Georges Sassine, président de l’ADIH (Association des industries d’Haïti), a tenu un discours sans langue de bois. L'entrepreneur a souligné les opportunités tout en rappelant les défis liés au cadre normatif ralatif aux investissements. Il le présente comme archaïque, rétrograde, n’encourageant pas les investissements. « Il faut 2 jours aux États-Unis pour monter une entreprise. Tandis que 200 chez nous, il y a comme quoi un complexe du crabe dans nos manières » avoue le panéliste qui encourage plus loin à suivre le modèle anglo-saxon qu’il juge de bien plus efficace.

Le professeur Daniel Dorsainvil, de son côté, a mis l’accent sur deux manières à partir desquelles l’investisseur étranger peut aborder le contexte haïtien. « Il a la possibilité de proposer son produit sur le marché haïtien directement ou l’exporter vers d’autres marchés. Haiti Broilers qui est jamaïcaine le fait si bien d’ailleurs, il s’installe bien dans le paysage haïtien et peut grâce à sa croissance exporter ses produits ailleurs », a confié l'ex-ministre de l'Économie et des Finances.

Tessa Jacques se réjouit par ailleurs du fait que ce forum permette de parler d’Haïti sous un autre angle que celui de la charité. Un influx de plus d’investisseurs, selon elle, sur le territoire haïtien pourra avoir rapidement des conséquences positives sur l’une des économies les plus faibles de la Caraïbe. Daniel Dorsainvil ajoute que cet exercice de l’ambassade d’Haïti de mettre des informations pratiques sur le paysage de l’investissement en Haïti au public composé d’hommes et de femmes d’affaires associés à la Chambre de commerce américaine et de celle de Washington est plus que capital pour notre pays.

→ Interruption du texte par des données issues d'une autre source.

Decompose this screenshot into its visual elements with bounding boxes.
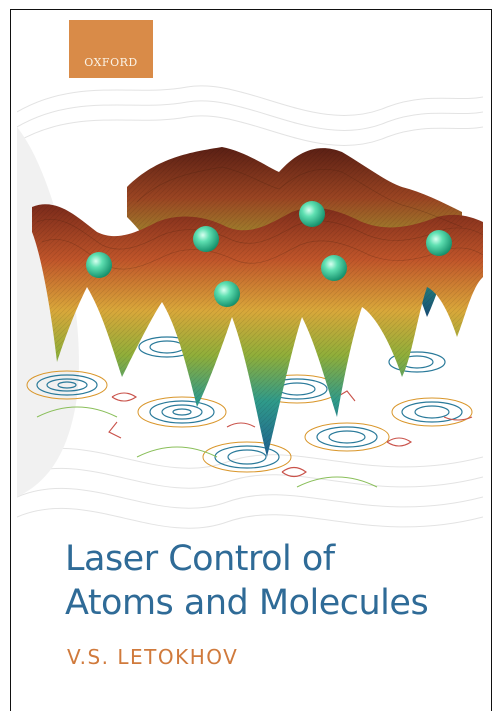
cover-frame-left xyxy=(10,9,11,711)
contour-rings xyxy=(26,336,473,488)
atom-spheres xyxy=(86,201,452,307)
publisher-badge: OXFORD xyxy=(69,20,153,78)
cover-frame-right xyxy=(491,9,492,711)
book-author: V.S. LETOKHOV xyxy=(67,645,239,669)
book-title: Laser Control of Atoms and Molecules xyxy=(65,537,429,625)
publisher-name: OXFORD xyxy=(84,56,138,69)
book-cover: OXFORD Laser Control of Atoms and Molecu… xyxy=(17,17,483,711)
book-title-line-1: Laser Control of xyxy=(65,539,335,579)
background-waves xyxy=(17,85,483,529)
cover-frame-top xyxy=(10,9,492,10)
book-title-line-2: Atoms and Molecules xyxy=(65,583,429,623)
potential-surface-illustration xyxy=(17,85,483,529)
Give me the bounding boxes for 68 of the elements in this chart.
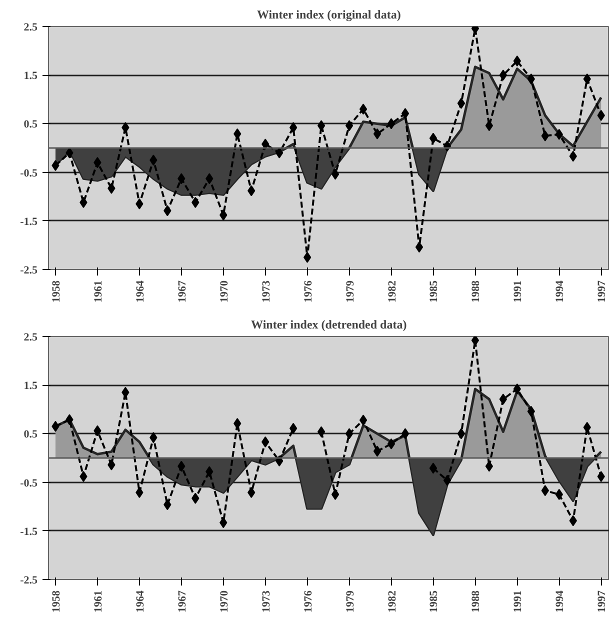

Youri Emmanuel, l’une des principales matières grises derrière l’organisation de cette rencontre, se félicite que tant d’entrepreneurs américains ont répondu à l’appel mais aussi se sont révélés assez curieux sur les possibilités d’affaires en Haïti. Il explique que le panel a été conçu dans l'objectif de permettre d’une part aux entrepreneurs de se faire une idée sur les possibilités présentées par Tessa Jacques et Daniel Dorsainvil, mais aussi pour de se préparer aux réalités et les affronter telle que George Sassine les a évoquées. Peu de temps avant l’apéronetworking bouclant le forum, Daniel Gaines du ministère du Commerce américain a lancé officiellement l’invitation à la mission commerciale baptisée « U.S Commercial trade service trade mission to the caribbean region », prévue pour le mois de mai et qui passera notamment par Haïti.